Glutamate (Glu) is a taste enhancer that contributes to the characteristic flavour of foods. In fruit of tomato (Solanum lycopersicum L.), the Glu content increases dramatically during the ripening process, becoming the most abundant free amino acid when the fruit become red. There is also a concomitant increase in NADH-dependent glutamate dehydrogenase (GDH) activity during the ripening transition. This enzyme is located in the mitochondria and catalyses the reversible amination of 2-oxoglutarate to Glu. To investigate the potential effect of GDH on Glu metabolism, the abundance of GDH was altered by artificial microRNA technology. Efficient silencing of all the endogenous SlGDH genes was achieved, leading to a dramatic decrease in total GDH activity. This decrease in GDH activity did not lead to any clear morphological or metabolic phenotype in leaves or green fruit. However, red fruit on the transgenic plants showed markedly reduced levels of Glu and a large increase in aspartate, glucose and fructose content in comparison to wild-type fruit. These results suggest that GDH is involved in the synthesis of Glu in tomato fruit during the ripening processes. This contrasts with the biological role ascribed to GDH in many other tissues and species. Overall, these findings suggest that GDH has a major effect on the control of metabolic composition during tomato fruit ripening, but not at other stages of development.

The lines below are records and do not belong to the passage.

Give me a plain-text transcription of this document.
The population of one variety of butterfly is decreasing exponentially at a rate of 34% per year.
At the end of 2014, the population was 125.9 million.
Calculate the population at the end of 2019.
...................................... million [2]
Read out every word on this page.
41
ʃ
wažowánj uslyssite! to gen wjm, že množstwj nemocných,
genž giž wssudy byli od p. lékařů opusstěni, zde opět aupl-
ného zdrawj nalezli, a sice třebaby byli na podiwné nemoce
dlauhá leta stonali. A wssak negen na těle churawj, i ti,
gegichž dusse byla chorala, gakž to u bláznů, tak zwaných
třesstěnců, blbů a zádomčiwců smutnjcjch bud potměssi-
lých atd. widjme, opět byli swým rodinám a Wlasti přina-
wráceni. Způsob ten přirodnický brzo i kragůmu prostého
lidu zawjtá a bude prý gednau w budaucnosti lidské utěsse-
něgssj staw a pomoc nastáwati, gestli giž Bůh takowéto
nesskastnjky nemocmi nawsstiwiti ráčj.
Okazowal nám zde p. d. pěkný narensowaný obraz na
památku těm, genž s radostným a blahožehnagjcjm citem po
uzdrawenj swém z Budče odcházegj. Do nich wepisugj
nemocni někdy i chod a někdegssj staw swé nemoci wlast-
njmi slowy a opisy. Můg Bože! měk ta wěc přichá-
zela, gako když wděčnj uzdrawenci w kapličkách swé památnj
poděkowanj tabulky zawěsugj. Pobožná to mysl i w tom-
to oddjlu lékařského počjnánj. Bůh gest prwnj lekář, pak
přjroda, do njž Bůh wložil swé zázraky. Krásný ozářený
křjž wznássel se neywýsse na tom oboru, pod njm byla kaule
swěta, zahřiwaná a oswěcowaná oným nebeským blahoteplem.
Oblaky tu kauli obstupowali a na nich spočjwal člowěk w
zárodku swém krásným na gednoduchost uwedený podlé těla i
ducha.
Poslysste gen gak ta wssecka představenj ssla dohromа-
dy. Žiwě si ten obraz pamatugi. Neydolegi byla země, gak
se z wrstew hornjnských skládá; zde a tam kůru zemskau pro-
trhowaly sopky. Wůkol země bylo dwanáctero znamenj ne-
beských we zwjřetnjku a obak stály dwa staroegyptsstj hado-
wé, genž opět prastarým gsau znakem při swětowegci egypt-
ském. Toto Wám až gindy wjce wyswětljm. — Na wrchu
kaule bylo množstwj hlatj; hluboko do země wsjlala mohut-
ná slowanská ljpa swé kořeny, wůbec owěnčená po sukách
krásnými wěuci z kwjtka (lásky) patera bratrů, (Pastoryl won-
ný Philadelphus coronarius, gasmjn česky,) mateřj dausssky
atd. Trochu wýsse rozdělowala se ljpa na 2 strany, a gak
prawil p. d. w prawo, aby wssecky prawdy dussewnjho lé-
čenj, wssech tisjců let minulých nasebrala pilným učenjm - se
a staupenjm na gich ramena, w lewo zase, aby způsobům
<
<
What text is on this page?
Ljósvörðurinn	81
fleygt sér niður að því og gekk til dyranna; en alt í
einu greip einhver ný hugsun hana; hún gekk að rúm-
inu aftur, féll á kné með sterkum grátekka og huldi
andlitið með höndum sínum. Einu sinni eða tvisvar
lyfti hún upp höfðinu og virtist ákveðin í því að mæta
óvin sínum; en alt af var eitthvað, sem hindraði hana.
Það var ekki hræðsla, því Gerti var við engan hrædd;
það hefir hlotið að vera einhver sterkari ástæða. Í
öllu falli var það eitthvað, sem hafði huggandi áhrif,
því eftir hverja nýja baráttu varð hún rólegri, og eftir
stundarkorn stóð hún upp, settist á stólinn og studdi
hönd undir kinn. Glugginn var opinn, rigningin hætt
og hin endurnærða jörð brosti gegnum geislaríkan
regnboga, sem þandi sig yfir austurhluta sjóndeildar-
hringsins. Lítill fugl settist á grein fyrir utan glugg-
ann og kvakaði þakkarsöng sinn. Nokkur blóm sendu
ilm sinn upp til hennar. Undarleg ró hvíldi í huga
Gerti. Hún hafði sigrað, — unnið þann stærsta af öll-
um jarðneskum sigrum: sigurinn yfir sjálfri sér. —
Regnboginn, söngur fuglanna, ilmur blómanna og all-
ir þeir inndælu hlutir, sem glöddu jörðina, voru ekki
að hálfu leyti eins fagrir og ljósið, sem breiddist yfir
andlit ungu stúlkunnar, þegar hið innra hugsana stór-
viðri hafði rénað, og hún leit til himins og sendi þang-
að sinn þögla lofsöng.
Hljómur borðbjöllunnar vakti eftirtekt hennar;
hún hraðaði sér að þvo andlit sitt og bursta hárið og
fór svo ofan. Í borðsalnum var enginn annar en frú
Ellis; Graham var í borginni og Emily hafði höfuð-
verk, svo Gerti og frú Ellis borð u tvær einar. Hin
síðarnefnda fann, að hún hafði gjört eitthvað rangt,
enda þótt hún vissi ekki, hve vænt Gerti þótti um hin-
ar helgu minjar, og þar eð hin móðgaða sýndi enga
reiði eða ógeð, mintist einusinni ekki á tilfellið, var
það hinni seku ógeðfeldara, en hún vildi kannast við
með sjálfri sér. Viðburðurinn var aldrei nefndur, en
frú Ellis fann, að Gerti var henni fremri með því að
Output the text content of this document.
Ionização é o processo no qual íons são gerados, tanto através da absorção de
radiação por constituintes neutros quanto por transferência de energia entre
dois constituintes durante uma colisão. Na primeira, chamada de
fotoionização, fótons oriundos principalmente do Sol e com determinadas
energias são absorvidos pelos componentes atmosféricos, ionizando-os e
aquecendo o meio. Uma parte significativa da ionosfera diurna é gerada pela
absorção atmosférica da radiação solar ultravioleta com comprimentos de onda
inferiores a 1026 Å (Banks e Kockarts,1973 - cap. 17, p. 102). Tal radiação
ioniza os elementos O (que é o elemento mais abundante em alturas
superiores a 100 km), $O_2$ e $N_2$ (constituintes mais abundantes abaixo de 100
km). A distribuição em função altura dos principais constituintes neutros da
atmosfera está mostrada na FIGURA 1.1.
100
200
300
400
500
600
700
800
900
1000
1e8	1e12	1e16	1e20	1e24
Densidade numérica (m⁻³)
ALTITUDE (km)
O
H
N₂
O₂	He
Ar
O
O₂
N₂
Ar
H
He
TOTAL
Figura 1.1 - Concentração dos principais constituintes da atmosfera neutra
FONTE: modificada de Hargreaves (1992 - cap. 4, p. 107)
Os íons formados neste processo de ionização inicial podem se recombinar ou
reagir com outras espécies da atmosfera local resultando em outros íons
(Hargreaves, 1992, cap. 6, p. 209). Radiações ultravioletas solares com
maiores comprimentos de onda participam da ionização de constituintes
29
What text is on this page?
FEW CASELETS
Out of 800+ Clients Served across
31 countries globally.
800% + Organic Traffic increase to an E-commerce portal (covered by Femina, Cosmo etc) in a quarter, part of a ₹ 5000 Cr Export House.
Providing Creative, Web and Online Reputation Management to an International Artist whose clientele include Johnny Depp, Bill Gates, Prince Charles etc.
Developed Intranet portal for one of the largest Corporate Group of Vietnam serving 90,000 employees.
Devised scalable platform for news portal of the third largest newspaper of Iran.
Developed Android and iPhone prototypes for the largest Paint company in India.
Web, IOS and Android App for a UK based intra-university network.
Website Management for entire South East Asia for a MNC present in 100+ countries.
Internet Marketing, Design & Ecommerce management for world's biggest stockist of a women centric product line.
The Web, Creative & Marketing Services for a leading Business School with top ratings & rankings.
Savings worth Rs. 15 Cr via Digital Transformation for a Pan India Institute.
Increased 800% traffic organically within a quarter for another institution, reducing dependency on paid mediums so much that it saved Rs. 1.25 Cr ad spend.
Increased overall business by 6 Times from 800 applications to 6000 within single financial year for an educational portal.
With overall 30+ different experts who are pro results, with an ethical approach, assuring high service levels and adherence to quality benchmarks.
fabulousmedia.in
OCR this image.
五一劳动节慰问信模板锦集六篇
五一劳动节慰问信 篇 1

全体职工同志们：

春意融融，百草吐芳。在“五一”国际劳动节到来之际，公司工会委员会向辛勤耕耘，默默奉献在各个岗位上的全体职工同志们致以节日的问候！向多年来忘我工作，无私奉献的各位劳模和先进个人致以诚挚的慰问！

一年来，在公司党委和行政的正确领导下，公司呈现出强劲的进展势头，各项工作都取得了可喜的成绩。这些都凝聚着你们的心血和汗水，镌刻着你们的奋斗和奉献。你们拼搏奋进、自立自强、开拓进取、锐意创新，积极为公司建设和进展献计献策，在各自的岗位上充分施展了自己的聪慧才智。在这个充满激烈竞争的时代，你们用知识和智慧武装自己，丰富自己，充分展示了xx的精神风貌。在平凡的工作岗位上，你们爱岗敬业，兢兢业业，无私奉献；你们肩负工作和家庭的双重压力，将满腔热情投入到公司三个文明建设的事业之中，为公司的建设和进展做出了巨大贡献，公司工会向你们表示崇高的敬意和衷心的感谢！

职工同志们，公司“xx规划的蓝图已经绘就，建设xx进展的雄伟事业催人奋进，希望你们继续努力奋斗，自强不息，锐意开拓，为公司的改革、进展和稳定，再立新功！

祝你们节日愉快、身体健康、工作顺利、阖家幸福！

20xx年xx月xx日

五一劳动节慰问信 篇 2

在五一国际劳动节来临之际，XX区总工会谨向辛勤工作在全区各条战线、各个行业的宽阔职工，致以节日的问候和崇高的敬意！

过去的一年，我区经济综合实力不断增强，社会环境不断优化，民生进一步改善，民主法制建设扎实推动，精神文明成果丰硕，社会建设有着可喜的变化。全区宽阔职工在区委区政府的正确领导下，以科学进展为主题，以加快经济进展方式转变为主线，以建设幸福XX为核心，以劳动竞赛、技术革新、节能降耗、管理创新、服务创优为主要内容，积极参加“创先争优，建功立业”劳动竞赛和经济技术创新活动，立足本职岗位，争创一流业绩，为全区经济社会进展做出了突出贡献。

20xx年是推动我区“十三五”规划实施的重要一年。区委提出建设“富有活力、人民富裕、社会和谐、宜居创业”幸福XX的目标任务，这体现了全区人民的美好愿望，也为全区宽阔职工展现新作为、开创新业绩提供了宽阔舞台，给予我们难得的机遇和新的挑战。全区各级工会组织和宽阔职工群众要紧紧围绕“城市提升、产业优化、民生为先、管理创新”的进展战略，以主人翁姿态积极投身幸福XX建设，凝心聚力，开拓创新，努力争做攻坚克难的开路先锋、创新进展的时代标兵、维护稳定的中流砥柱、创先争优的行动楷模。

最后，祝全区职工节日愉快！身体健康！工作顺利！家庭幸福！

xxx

谷氨酸(Glu)是一种味觉增强剂,有助于食物呈现独特的风味。在番茄(Solanum lycopersicum L.)果实中,Glu 含量在成熟过程中会急剧增加,当果实变红时,它成为最丰富的游离氨基酸。在成熟过程中,NADH 依赖性谷氨酸脱氢酶(GDH)的活性也会同时增加。这种酶位于线粒体中,催化 2-酮戊二酸到 Glu 的可逆氨基化反应。为了研究 GDH 对 Glu 代谢的潜在影响,我们利用人工 microRNA 技术改变 GDH 的丰度。成功实现了所有内源性 SlGDH 基因的有效沉默,导致总 GDH 活性显著下降。这种 GDH 活性的降低在叶片或绿色果实中并没有导致任何明显的形态或代谢表型。然而,与野生型果实相比,转基植物上的红色果实中 Glu 水平明显降低,天冬氨酸、葡萄糖和果糖含量显著增加。这些结果表明,GDH 参与了番茄果实成熟过程中 Glu 的合成。这与 GDH 在许多其他组织和物种中所具有的生物学功能形成对比。总的来说,这些发现表明,在番茄果实成熟过程中,GDH 对代谢组成的控制有重大影响,但在发育的其他阶段没有影响。